Con riferimento all’obbligo vaccinale introdotto con il D.L. n. 44/2021, richiamando la sentenza n. 127/2022, la Corte ha affermato che la decisione del legislatore di introdurre l’obbligo vaccinale (nei limiti soggettivi e temporali fissati dalla legge) non può reputarsi irragionevole, in quanto è sorretta dalle indicazioni delle competenti Autorità nazionali e sovranazionali alla luce della gravità della situazione che tale vaccinazione era destinata ad affrontare. Altresì, ha evidenziato che l’imposizione di un obbligo vaccinale selettivo, come condizione di idoneità per l’espletamento di attività che espongono gli operatori ad un potenziale rischio di contagio, e dunque a tutela della salute dei terzi e della collettività, si connota quale misura sufficientemente validata sul piano scientifico. Secondo la Consulta, può affermarsi che le disposizioni censurate hanno operato un contemperamento del diritto alla libertà di cura del singolo con il coesistente e reciproco diritto degli altri e con l’interesse della collettività. E l’estensione dell’obbligo vaccinale ai lavoratori impiegati in strutture residenziali, socioassistenziali e sociosanitarie ha costituito, in tale prospettiva, attuazione dell’art. 32 Cost., inteso quest’ultimo come comprensivo del dovere dell’individuo di non ledere né porre a rischio con il proprio comportamento la salute altrui, prevenendo il rischio di diffusione del contagio da SARS-CoV-2 in danno delle categorie più fragili.

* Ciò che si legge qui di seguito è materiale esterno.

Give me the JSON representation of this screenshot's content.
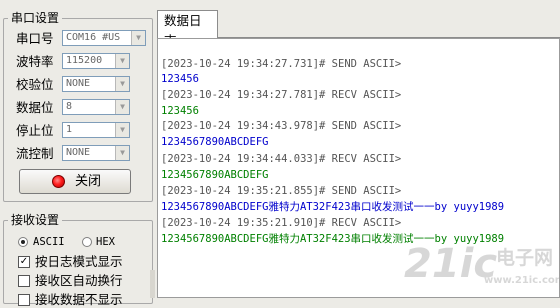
{
  "serial_settings": {
    "title": "串口设置",
    "port_label": "串口号",
    "port_value": "COM16 #US",
    "baud_label": "波特率",
    "baud_value": "115200",
    "parity_label": "校验位",
    "parity_value": "NONE",
    "databits_label": "数据位",
    "databits_value": "8",
    "stopbits_label": "停止位",
    "stopbits_value": "1",
    "flow_label": "流控制",
    "flow_value": "NONE",
    "close_label": "关闭"
  },
  "receive_settings": {
    "title": "接收设置",
    "ascii_label": "ASCII",
    "hex_label": "HEX",
    "log_mode_label": "按日志模式显示",
    "auto_wrap_label": "接收区自动换行",
    "fourth_label": "接收数据不显示"
  },
  "tabs": [
    {
      "label": "数据日志"
    }
  ],
  "log": [
    {
      "text": "[2023-10-24 19:34:27.731]# SEND ASCII>",
      "color": "#555555"
    },
    {
      "text": "123456",
      "color": "#0000cc"
    },
    {
      "text": "[2023-10-24 19:34:27.781]# RECV ASCII>",
      "color": "#555555"
    },
    {
      "text": "123456",
      "color": "#008000"
    },
    {
      "text": "[2023-10-24 19:34:43.978]# SEND ASCII>",
      "color": "#555555"
    },
    {
      "text": "1234567890ABCDEFG",
      "color": "#0000cc"
    },
    {
      "text": "[2023-10-24 19:34:44.033]# RECV ASCII>",
      "color": "#555555"
    },
    {
      "text": "1234567890ABCDEFG",
      "color": "#008000"
    },
    {
      "text": "[2023-10-24 19:35:21.855]# SEND ASCII>",
      "color": "#555555"
    },
    {
      "text": "1234567890ABCDEFG雅特力AT32F423串口收发测试一一by yuyy1989",
      "color": "#0000cc"
    },
    {
      "text": "[2023-10-24 19:35:21.910]# RECV ASCII>",
      "color": "#555555"
    },
    {
      "text": "1234567890ABCDEFG雅特力AT32F423串口收发测试一一by yuyy1989",
      "color": "#008000"
    }
  ],
  "watermark": {
    "logo": "21ic",
    "cn": "电子网",
    "url": "www.21ic.com"
  }
}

Riferimenti giurisprudenziali
Corte Costituzionale, n. 127/2022

Riferimenti normativi
Artt. 4-bis (comma 1) e 4 (commi 1, 4 e 5), D.L. n. 44/2021

Corte Costituzionale, Sentenza n. 15 del 09/02/2023

Sanità pubblica –  Emergenza epidemiologica – Obbligo vaccinale – Durata predeterminata – Proporzionalità misura – Sospensione rapporto e assenza conseguenze disciplinari – Misura non sanzionatoria

In materia di obbligo vaccinale, nel valutare il rispetto del principio di proporzionalità della misura introdotta dal legislatore per contrastare l’emergenza epidemiologica da SARS-CoV-2, la Corte ha affermato come vada rilevato che la conseguenza del mancato adempimento dell’obbligo fosse rappresentata dalla sospensione dall’esercizio delle professioni sanitarie, con reintegro al venir meno dell’inadempimento dell’obbligo e, comunque, dello stato di crisi epidemiologica. La scelta – che non riveste natura sanzionatoria – si muove nell’ambito della responsabilità del legislatore di individuare una conseguenza calibrata, in termini di sacrificio dei diritti dell’operatore sanitario, che sia strettamente funzionale rispetto alla finalità perseguita di riduzione della circolazione del virus. E ciò tanto in termini di durata, posto che il legislatore ha introdotto, sin dall’inizio, una durata predeterminata dell’obbligo vaccinale, modificandola, costantemente, in base all’andamento della situazione sanitaria, giungendo ad anticiparla appena la situazione epidemiologica lo ha consentito; quanto in termini di intensità, trattandosi di una sospensione del rapporto lavorativo, senza alcuna conseguenza di tipo disciplinare, e non di una sua risoluzione.